Figure 4. Structural Schematic of Enhertu
The second type of enzymatically cleavable linkers is glycosidase linkers, which mainly include β-glucosidase linkers and β-galactosidase linkers. ADCs sensitive to β-glucuronidase are covalently linked with the cytotoxic drug and antibody by combining β-glucosidase linkers with self-eliminating PABC spacer molecules. Similar to β-glucuronidase, β-galactosidase is overexpressed in certain tumors, and it hydrolyzes β-galactosidic bonds in tumors to release drugs. The difference is that β-galactosidase is only present in lysosomes, while β-glucuronidase is expressed in lysosomes and also in the microenvironment of solid tumors.[5].
Figure 5. Structure and Release Mechanism of β-Glucuronidase Linker
Conclusion
Linkers affect the stability, toxicity, pharmacokinetics, and pharmacodynamics of ADCs. Therefore, careful selection of the appropriate linker is crucial in ADC design. Meanwhile, the development of new linkers is progressing steadily, which will further enrich the design strategies for ADCs and enhance their clinical value.
References:
[1] Tsuchikama K, An Z. Antibody-drug conjugates: recent advances in conjugation and linker chemistries. Protein Cell. 2018 Jan;9(1):33-46.
[2] Sheyi R, de la Torre BG, Albericio F. Linkers: An Assurance for Controlled Delivery of Antibody-Drug Conjugate. Pharmaceutics. 2022 Feb 11;14(2):396.

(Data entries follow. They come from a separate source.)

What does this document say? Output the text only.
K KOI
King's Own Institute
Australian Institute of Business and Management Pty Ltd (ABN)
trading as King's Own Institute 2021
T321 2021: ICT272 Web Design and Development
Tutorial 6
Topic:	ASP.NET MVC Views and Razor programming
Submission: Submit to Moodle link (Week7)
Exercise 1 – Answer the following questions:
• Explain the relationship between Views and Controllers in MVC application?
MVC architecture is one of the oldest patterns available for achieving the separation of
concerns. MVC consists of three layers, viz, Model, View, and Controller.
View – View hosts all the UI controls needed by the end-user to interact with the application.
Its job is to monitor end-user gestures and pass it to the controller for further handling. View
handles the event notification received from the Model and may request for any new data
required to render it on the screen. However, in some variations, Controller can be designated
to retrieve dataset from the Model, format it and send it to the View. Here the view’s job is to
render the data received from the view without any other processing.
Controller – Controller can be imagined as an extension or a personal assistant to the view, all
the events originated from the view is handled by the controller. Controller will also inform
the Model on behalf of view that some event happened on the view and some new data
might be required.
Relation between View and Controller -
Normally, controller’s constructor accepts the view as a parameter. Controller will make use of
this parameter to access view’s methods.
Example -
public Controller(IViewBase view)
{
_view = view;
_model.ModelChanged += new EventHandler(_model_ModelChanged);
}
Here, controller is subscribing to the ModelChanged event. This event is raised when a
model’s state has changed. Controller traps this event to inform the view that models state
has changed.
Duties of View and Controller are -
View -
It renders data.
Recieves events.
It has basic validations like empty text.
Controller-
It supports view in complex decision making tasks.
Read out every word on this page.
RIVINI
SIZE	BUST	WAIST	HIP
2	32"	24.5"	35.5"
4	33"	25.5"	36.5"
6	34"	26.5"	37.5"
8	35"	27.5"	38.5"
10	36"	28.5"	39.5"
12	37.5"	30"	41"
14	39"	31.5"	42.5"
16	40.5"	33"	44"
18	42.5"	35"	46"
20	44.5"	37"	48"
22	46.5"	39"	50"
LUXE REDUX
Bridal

[3]Kostova V, Désos P, Starck JB, Kotschy A. The Chemistry Behind ADCs. Pharmaceuticals (Basel). 2021 May 7;14(5):442.
[4] Dean AQ, Luo S, Twomey JD, Zhang B. Targeting cancer with antibody-drug conjugates: Promises and challenges. MAbs. 2021 Jan-Dec;13(1):1951427.
[5] Su Z, Xiao D, Xie F, Liu L, Wang Y, Fan S, Zhou X, Li S. Antibody-drug conjugates: Recent advances in linker chemistry. Acta Pharm Sin B. 2021 Dec;11(12):3889-3907.
* This article is intended to provide scientific information to medical professionals and does not represent the views of this platform.